Das Dicke ist überall. Natürlich ist es auch in unseren Schulen. Unübersehbar macht es sich in den Klassensälen breit. Vielerorts quillt das Dicke aus den Schulbänken, schiebt sich über die Schulhöfe und droht, das gesamte Bildungssystem im wuchernden Fettgewebe zu ersticken. Schon empfinden die Lehrer die Situation als so alarmierend, dass Josef Kraus, Präsident des Deutschen Lehrerverbandes, aus Anlass der jüngst veröffentlichten Zahlen des statistischen Bundesamtes (siehe Blogeintrag von gestern) drastische Gegenmaßnahmen verlangt.
Im Interview mit BILD.de ruft der Oberlehrer nach scharfen Maßnahmen zur Kontrolle der Fettseuche. „Regelmäßige Pflichtberatungen mit Gewichtskontrolle könnten das Problem schon in den ersten Schuljahren eindämmen. Dazu muss die Zahl der Amtsärzte verdoppelt oder verdreifacht werden.” Bei Auffälligkeiten könnten die Mediziner rechtzeitig Alarm schlagen und zur Not die Behörden einschalten: „Gesundheitliche Vernachlässigung bis hin zur Verwahrlosung ist ein Vergehen.
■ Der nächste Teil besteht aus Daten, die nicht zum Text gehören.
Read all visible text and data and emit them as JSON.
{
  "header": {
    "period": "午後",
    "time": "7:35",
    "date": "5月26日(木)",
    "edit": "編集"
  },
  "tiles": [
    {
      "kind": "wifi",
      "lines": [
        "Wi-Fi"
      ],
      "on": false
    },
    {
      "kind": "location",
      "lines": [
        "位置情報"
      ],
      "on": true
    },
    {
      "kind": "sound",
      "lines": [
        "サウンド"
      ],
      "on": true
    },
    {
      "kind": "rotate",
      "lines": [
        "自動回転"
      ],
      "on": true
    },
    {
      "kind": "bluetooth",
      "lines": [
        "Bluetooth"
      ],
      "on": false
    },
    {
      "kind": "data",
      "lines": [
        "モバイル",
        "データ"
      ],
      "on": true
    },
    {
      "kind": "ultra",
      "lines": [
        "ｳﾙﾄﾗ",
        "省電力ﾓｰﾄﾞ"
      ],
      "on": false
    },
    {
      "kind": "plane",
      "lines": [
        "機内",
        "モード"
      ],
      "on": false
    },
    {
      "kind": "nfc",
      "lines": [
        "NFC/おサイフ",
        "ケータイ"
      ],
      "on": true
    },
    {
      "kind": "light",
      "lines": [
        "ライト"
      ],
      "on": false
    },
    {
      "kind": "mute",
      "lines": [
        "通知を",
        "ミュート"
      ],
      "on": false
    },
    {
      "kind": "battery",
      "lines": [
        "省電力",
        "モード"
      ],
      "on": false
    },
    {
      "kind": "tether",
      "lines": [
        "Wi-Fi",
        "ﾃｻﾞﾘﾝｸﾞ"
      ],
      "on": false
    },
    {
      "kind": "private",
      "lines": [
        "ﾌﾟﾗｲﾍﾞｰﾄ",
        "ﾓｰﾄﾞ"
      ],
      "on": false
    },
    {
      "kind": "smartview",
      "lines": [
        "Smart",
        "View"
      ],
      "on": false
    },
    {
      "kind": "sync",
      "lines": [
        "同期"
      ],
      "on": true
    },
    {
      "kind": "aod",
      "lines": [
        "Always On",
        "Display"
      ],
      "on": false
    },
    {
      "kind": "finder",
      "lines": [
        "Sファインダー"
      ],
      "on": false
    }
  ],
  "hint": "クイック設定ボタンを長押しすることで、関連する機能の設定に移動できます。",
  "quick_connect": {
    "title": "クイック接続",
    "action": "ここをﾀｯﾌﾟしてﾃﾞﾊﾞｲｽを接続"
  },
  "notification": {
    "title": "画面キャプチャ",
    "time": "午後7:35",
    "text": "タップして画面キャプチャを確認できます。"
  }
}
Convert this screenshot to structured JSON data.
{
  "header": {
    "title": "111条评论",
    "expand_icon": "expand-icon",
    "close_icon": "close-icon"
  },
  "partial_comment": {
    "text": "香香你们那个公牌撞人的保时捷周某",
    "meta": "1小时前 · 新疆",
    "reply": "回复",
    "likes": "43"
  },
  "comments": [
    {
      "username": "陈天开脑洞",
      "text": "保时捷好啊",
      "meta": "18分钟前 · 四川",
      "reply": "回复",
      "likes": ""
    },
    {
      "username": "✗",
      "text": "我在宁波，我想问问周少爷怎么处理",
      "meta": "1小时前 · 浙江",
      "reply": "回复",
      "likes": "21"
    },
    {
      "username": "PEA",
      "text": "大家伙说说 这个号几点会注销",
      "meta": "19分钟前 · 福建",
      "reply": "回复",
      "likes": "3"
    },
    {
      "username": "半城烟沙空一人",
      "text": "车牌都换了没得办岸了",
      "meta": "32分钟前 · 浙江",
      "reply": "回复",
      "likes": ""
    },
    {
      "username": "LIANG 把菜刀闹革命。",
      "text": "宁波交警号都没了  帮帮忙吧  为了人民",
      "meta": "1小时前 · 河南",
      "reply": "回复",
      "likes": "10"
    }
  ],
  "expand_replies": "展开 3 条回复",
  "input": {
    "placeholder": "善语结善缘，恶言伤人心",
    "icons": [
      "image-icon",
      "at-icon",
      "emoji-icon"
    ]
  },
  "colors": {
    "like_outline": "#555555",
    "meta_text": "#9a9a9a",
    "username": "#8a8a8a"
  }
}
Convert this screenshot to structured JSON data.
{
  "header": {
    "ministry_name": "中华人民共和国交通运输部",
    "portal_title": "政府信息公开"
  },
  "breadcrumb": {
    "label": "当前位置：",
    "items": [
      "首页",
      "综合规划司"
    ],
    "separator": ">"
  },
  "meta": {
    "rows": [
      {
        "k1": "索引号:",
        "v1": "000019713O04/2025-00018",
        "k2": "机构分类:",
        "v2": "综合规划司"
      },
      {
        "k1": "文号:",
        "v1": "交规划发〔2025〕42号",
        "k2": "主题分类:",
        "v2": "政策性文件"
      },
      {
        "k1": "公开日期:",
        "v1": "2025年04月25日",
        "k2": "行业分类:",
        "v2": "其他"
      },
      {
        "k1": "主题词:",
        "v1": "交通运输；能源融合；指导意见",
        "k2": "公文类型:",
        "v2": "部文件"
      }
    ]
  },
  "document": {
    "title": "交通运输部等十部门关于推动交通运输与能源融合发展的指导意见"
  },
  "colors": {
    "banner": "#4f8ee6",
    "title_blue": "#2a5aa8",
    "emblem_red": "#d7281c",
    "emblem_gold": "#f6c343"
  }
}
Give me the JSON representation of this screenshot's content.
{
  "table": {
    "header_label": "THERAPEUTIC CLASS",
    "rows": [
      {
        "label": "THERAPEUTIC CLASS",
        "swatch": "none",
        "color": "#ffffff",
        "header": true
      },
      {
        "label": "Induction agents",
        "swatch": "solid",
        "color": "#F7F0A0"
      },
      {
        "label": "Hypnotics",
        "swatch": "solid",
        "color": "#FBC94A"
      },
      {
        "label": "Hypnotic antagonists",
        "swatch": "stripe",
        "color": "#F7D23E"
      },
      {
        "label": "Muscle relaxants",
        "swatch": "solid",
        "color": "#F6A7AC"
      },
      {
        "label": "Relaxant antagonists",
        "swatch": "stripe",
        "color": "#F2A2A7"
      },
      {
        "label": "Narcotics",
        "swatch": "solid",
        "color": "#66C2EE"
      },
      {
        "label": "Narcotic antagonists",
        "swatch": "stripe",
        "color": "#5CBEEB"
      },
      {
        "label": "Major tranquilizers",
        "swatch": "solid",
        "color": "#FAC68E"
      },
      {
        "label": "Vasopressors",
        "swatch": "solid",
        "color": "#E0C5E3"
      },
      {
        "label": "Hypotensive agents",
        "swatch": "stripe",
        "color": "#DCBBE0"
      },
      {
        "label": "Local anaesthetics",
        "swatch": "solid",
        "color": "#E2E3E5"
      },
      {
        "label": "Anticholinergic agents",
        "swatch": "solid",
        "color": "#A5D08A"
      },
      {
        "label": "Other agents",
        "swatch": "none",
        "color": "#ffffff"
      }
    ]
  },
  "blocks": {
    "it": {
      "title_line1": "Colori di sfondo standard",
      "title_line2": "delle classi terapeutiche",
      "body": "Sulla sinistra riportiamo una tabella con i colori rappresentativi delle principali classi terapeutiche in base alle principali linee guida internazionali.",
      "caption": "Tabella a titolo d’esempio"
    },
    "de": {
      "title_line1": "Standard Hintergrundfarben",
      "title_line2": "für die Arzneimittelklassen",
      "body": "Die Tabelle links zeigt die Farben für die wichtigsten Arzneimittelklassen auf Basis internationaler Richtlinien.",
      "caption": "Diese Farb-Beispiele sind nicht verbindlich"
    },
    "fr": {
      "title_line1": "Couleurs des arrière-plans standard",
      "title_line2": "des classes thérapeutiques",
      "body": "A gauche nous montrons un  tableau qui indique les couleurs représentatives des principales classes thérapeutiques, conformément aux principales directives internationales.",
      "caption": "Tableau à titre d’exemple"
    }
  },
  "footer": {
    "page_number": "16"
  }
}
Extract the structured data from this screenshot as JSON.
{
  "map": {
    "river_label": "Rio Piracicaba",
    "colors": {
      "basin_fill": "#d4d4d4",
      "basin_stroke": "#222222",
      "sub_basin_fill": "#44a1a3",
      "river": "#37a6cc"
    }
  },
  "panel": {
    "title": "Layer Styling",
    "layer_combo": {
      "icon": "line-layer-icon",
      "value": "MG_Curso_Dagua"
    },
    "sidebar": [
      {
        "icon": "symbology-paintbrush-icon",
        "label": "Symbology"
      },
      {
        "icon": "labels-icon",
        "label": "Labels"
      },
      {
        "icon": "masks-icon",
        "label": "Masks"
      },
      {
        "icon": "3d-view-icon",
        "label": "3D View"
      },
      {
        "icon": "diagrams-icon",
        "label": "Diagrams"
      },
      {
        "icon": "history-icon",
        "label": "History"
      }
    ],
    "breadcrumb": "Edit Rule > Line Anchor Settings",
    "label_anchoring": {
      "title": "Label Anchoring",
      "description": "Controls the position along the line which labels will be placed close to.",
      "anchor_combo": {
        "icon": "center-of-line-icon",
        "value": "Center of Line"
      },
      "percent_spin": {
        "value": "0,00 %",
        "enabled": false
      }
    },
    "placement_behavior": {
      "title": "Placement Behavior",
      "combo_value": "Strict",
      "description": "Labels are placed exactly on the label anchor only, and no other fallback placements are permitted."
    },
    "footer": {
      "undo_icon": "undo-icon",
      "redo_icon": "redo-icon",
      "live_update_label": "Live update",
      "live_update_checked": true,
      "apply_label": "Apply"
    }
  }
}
Wenn sich Eltern nicht um gesunde Ernährung und genügend Bewegung ihrer Kinder kümmern, ist das im Extremfall schon der Einstieg in Kindesmisshandlung.” Übergewicht, so Kraus, belaste die körperliche und seelische Gesundheit des Kindes – und verursache außerdem auf Dauer „gigantischen volkswirtschaftlichen Schaden”. Darum seien Sanktionen erforderlich, sagt Oberstudiendirektor Kraus: „Wenn Mitteilungen an die Eltern übergewichtiger Kinder in den Wind geschlagen werden, muss das Jugendamt informiert und in letzter Instanz Kindergeld oder Hartz IV gekürzt werden.”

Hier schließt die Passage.